Sen. Bernie Sanders, I-Vt., recently joined the growing pool of candidates vying for the 2020 Democratic nomination for president. His decision has been met with its fair share of criticism.
Some people opposed to Sanders’ campaign believe he is acting unreasonably and irresponsibly. I’ve seen journalists and students alike express concerns about his age, progressive policies and aptitude for generating polarization within his own party.
During the 2016 presidential election, I was 17 years old and ineligible to vote. Nonetheless, I was enraptured by Sanders’ campaign. It was energized, and excited millions of young Americans.
Rather than feeling obligated to support Sanders, voters were enthusiastic and believed in his message. The momentum Sanders captured three years ago remains, and is arguably stronger now.
Within the first 24 hours of his announcement, the Sanders’ campaign raised $6 million. This figure alone is enough proof that he’s going to be a serious contender.
“What makes Sanders so valuable is his perceived authenticity” — Chris Agard CM ’21
There’s legitimacy to Sanders’ popularity. His campaign was driven by grassroots efforts, addressing the growing inequalities in wealth that we see today in the U.S. His focus on health care, education and workers’ rights reflects a resistance to these inequities. The senator represented an alternative to the continued status quo that Hillary Clinton stood for.
Many Democratic leaders have since adopted his policy ideas and brought them to the forefront of political discourse, although this in itself is a double-edged sword.

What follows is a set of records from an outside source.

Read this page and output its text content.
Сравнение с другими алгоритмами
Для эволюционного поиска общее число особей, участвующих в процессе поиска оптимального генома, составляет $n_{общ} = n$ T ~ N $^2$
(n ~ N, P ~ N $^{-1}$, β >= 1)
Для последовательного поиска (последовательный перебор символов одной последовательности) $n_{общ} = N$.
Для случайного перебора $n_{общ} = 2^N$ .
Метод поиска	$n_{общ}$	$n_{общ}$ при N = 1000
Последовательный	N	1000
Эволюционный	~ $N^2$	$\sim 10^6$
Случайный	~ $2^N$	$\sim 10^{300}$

On paper, Sanders is much less unique than he was three years ago. But we have seen the faults and inconsistencies of candidates within the Democratic Party who aim to appeal to young voters.
The current front-runner is arguably Sen. Kamala Harris of California, whose track record as San Francisco’s district attorney and California’s attorney general has come under intense scrutiny.

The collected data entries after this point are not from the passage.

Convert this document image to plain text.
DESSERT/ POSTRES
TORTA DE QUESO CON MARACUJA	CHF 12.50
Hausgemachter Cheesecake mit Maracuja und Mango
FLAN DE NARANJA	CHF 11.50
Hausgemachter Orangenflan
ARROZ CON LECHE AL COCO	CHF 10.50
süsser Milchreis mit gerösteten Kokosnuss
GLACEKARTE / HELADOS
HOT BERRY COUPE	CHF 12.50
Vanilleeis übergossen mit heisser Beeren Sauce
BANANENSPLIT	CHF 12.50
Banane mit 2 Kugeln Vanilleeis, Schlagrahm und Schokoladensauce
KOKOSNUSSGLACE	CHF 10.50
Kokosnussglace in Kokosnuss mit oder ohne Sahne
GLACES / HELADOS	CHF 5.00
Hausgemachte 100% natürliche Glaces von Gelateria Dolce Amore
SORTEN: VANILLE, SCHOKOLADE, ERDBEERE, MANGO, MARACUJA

Another leading Democrat, Sen. Elizabeth Warren of Massachusetts, has been the subject of much ridicule for her strange dedication to identifying with her minuscule amount of Native American ancestry.
Liberal voters do not easily overlook the controversies of their leaders. It is a fine line to walk, as we should expect our politicians to always be on the side of what we believe is right.
Some missteps are more forgivable than others, but all taint their reputations.
That being said, a politician’s track record should be taken into account when considering how they will act if elected. Members of the Democratic Party try to find different ways to be appealingly progressive by using liberal buzzwords or youth platforms.
As a voter, I find it challenging to know whether a candidate is being authentic or pandering to me. This is when their past political actions become important.
What makes Sanders so valuable is his perceived authenticity. In Congress, he maintains a long and proven track record that has been subject to minimal scrutiny. While it is true that he has passed less legislation than other prominent congresspeople, he has remained committed to his progressive agenda that advocates for the rights and equity of all people.
Some would argue that despite his experience, he has never proven to be a true leader. But when given the opportunity, Sanders has provided leadership through powerful speech.
A more substantial concern is his age — he’s 77 years old.
Because of this, it is imperative that Sanders chooses a younger running mate whose policy ideas align with his and who shares his ability to engage with audiences.
A final argument against Sanders is a residual one from 2016: he is too divisive of a figure. To this, I say that it is better to nominate a candidate who is divisive; it proves he has core beliefs and is not working to simply capture the votes of certain demographics.
It is indicative of a vision, which is more likely to enact meaningful change than saying what he needs to win.
The 2016 election taught us that we cannot rely solely on a highly qualified candidate. The Democratic Party needs a leader who will energize those disillusioned by the current state of politics. And Sanders is that person.
Chris Agard CM ’21 is from Atlanta, Georgia, and studies Philosophy, Politics and Economics. In his free time, he enjoys lauding Frank Dining Hall for its brunch, but only going once a semester.